An attorney representing the Masters' family says the teenager has an infection, but is improving. He does say that Masters is suffering from some memory loss.

Investigators say Masters wouldn't cooperate with the officer, and the officer used his taser. Police say they found drug paraphernalia in Masters' car.

In court documents, police officer Tim Runnels states he smelled the odor of marijuana coming from inside Masters’ car when the teen rolled down the window, but would not roll it all the way down telling the officer, “why? I can hear you."

Officer Runnels states he told him to get out of the car several times with Masters replying, "why, am I under arrest?"

According to court documents, Masters braced himself in the car so the officer could not get him out and was tased inside the car. Masters ended up on the ground, handcuffed.

Officer Runnels states Masters did not comply with his command to move to the side of the road, so he grabbed Masters from behind and carried him to the side of the road where, according to an affidavit, Masters began to suffer from some sort of medical emergency.

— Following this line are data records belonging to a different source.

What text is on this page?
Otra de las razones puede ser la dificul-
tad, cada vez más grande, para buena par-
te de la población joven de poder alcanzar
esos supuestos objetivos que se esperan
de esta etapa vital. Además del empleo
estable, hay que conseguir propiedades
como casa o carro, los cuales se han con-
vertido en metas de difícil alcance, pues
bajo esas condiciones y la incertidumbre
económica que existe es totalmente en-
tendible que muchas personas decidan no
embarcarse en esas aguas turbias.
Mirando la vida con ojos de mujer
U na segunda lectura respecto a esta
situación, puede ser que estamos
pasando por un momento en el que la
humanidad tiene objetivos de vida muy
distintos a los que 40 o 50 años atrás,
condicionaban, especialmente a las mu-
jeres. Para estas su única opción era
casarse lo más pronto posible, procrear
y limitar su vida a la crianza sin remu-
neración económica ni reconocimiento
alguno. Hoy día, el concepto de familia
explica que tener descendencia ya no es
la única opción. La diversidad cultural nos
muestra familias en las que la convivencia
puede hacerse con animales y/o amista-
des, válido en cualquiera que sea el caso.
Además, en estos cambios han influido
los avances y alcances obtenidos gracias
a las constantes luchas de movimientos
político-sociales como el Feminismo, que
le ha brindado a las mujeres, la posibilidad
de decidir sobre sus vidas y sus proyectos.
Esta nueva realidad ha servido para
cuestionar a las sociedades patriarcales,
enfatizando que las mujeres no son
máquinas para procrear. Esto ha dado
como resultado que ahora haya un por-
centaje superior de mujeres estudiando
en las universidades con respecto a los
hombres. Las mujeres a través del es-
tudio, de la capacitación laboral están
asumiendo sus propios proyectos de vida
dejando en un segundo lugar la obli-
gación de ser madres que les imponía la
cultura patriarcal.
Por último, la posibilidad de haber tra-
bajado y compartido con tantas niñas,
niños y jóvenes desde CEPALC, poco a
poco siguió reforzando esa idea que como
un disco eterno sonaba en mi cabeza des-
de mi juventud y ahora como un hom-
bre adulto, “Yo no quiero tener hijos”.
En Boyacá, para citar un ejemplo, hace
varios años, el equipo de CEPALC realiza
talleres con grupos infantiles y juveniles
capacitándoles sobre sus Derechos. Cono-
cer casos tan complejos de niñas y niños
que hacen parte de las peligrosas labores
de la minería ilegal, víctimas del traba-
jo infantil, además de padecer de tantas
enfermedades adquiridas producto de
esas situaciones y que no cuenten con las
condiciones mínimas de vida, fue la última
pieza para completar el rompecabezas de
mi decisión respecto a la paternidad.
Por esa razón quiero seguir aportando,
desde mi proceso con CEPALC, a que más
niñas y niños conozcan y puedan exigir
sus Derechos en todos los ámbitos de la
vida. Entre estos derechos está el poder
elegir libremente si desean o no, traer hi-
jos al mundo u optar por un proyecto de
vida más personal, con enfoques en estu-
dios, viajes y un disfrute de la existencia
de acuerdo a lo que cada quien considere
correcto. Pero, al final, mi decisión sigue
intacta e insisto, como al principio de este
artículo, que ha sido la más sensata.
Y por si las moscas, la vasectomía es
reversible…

What the affidavit does not say is if Officer Runnels provided medical aid to Masters before the ambulance arrived.

That is something the Federal Bureau of Investigation is looking into during its investigation, to see if Masters’ civil rights were violated.

The Masters' family also asked the Justice Department to get involved. Documents also state that Masters was videotaping the incident on his cell phone. That phone is in the custody of the Independence Police Department.